Super Mario Bros. Wonder Demo Wows Despite Some “New” Baggage

It doesn’t take much to get me interested in another 2D Mario side-scroller. Give me satisfying controls, clever platforming design, an escalating difficulty curve, and three collectibles of whatever you like to seek out in every level. It’s a tried-and-true formula that is bound for success.

Super Mario Bros. Wonder didn’t have to be creative to get people interested. Leave out the new characters, the fantastical visuals, and the wackiness of the new “Wonder Flower,” and you’d still attract fans and newcomers alike. It’s been 10 years since the last entry in the 2D series, and that alone is enough to warrant another game. As fans, we’ve long demanded the series get a major overhaul, but we all knew we’d play whatever Nintendo threw out next.

This sentiment stayed persistent as I got hands-on time with Super Mario Bros. Wonder at the Nintendo Live event at PAX West this past weekend. I knew it was going to be good, and there was no question about it as I played through the demo’s six levels. I got to experience the chaos of multiple players, the discovery of hidden secrets playing solo, and the first-hand reactions to the truly unpredictable nature of the gameplay-altering Wonder Flower. I had an incredible time! But I always knew I would.

Gameplay footage of all six levels we played in the Nintendo Live demo.

For me, it’s especially important to be able to separate the love I have for classic 2D Mario and the weirdly fun and wild things Nintendo is incorporating in this iteration. Did I have a great time with demo because I already knew I loved this type of game? Or was it the breath of fresh air that all the new abilities and visuals were providing that fueled my interest? The obvious answer is that it’s both, but I find it more interesting to try and investigate which of these two foundational pillars I fall under more.

The Wonder Flower is game changer. There’s one in each level, and grabbing the flower will flip the level on its head in ways that are hard to predict. In the demo, the wonder effects ranged from enemies rampaging across the screen to Super Stars crashing down to earth in multitudes. Finding these chaotic flowers quickly become the mission within the mission, making the goal pole at the end of some levels a secondary objective. In a series where understanding your main goal quickly becomes second nature, this is a welcome change.

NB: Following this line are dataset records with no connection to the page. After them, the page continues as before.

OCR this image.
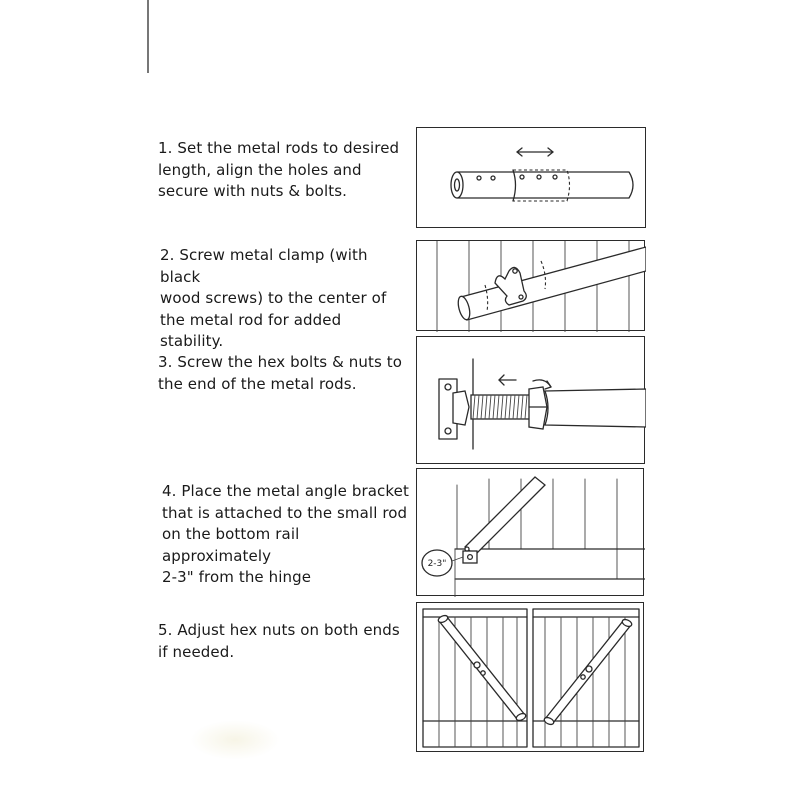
1. Set the metal rods to desired
length, align the holes and
secure with nuts & bolts.
2. Screw metal clamp (with black
wood screws) to the center of
the metal rod for added
stability.
3. Screw the hex bolts & nuts to
the end of the metal rods.
4. Place the metal angle bracket
that is attached to the small rod
on the bottom rail approximately
2-3" from the hinge
5. Adjust hex nuts on both ends
if needed.
2-3"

How do things stay unique when you’re outside the sphere of a Wonder Flower? The world of the Flower Kingdom was intentionally built to match the flower’s zany effects with unconventional designs in both the levels and the enemies. Going underground? Look out for the iconic Mushroom Kingdom hills but flipped upside down and made of a gooey substance. In the open savannah, trees unique to the area can be stomped to launch you upward, and the brand-new enemies like the charging Bulrushes compliment these new worlds.

At its core, Super Mario Bros. Wonder is still a 2D Mario side-scroller. The presentation and the gameplay-altering segments are what make it stand so firmly against what came before it, but you never feel like you’re not playing a Mario game. It’s special in a lot of ways, but the classic feel remains. Maybe a little too much. Despite all the wackiness of the world design and the Wonder Flower, both of which I love, that “New” DNA that’s stuck with the series for so long still feels present underneath it all.

There are a few contenders as to why that is. The controls and feel of the platforming seem to be nearly identical to New Super Mario Bros. U, but that’s also not a bad thing. They were great then, and they’re great now.

There’s also a very… blocky aspect to everything. It’s either sharp squares or diagonal pieces that make up the levels like building blocks. All the games in the series were like this, so it’s not a total shock to see. But because of my time with the series, the levels sometimes feel more like beautiful reskins rather than dynamically designed levels that match the craziness they embody. It’s to the point where I can imagine tapping and building these levels in an editor akin to Super Mario Maker. Again, this isn’t inherently a bad thing, but my time with games like Donkey Kong Country: Tropical Freeze make me wonder how a more versatile and adaptive approach to level design would look for Mario. That’s my takeaway from the demo, at least.

Whether I believe the series has evolved enough is a topic worth exploring, but my time with the Nintendo Live demo has me most interested in all the eccentric ideas at play. There’s no denying Super Mario Bros. Wonder is a blast to play. All six levels of the demo kept me going with a smile, and most importantly, got me excited to find out what other bizarre secrets Mario’s latest adventure has in store.

Super Mario Bros. Wonder releases on the Nintendo Switch on October 20, 2023.